Screening High-Temperature Foams with Microfluidics for Thermal Recovery Processes

Abstract

Thermal recovery processes, and in particular, Steam-assisted gravity drainage (SAGD), are the most common and practical in situ technology for bitumen extraction. While SAGD is effective, steam injection results in poor steam chamber growth and distribution with poor conformance specifically in areas with poor formation geology and bedding properties. These factors result in economic and environmental costs. Co-injecting foaming surfactants with noncondensable gases along with steam is an alternative solution to control the steam chamber behavior and its advancement throughout the formation. Selecting appropriate foaming surfactants is essential for successful implementation of a foam-steam processes. Conventional laboratory methods provide some indication of foaming surfactant performance but fail to reflect reservoir conditions and time scales. Microfluidics is well suited to assess the relevant pore-scale performance of foaming surfactants, at relevant conditions, with tight control over experimental parameters. Here, we develop a microfluidic approach to generate nitrogen-foam and assess stability and mobility control performance at relevant temperature (>150 °C) with results compared to those of traditional bulk foam analysis. The microconfinement associated with porous media creates more stable foam at reservoir-relevant temperatures and pressures.

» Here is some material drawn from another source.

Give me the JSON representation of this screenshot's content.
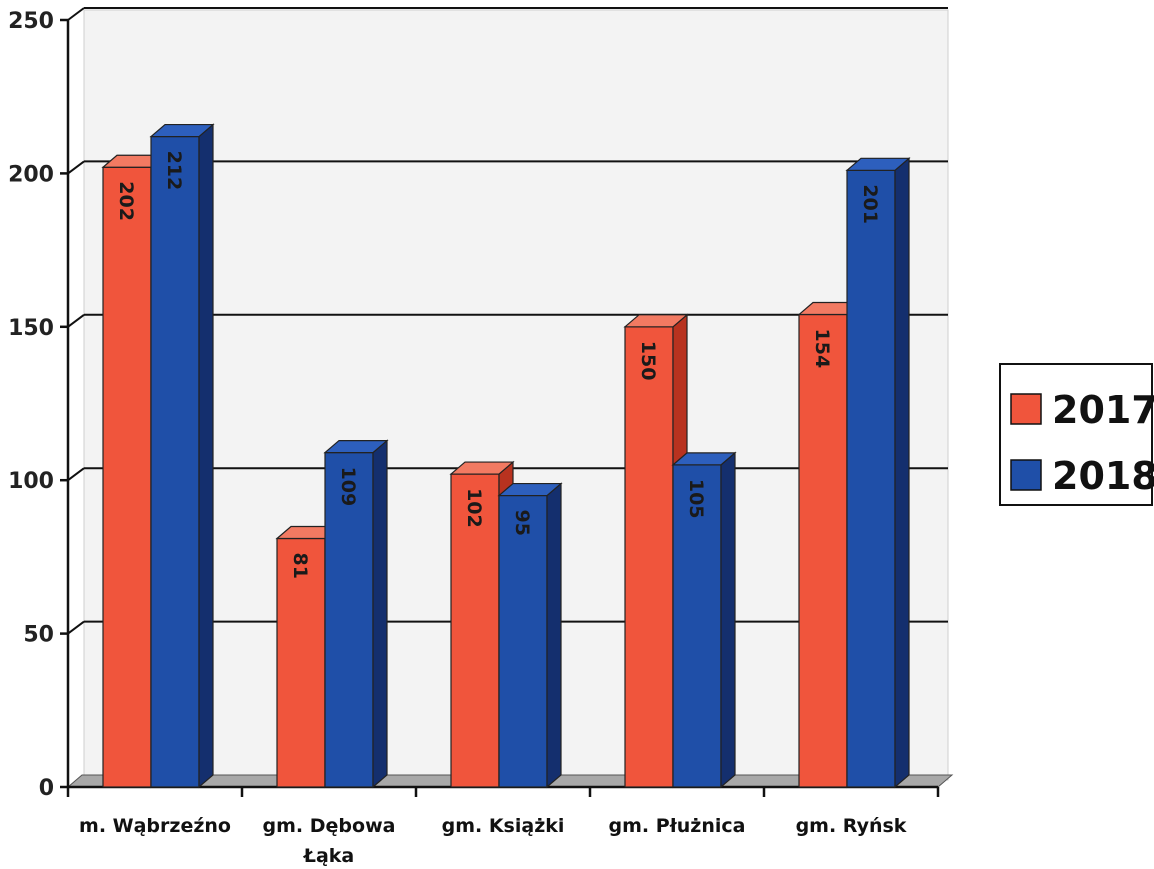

Direct visualization of the foaming dynamics, subsequent stability, and mobility testing in porous media provide a rapid assessment of foam performance as well as a diagnostic of surfactant product failures such as precipitation and phase decomposition, findings that directly informed pilot operations here. This screening also enables down-selection of the most promising agents for subsequent testing with candidate reservoir oil, in conventional cores or micromodels.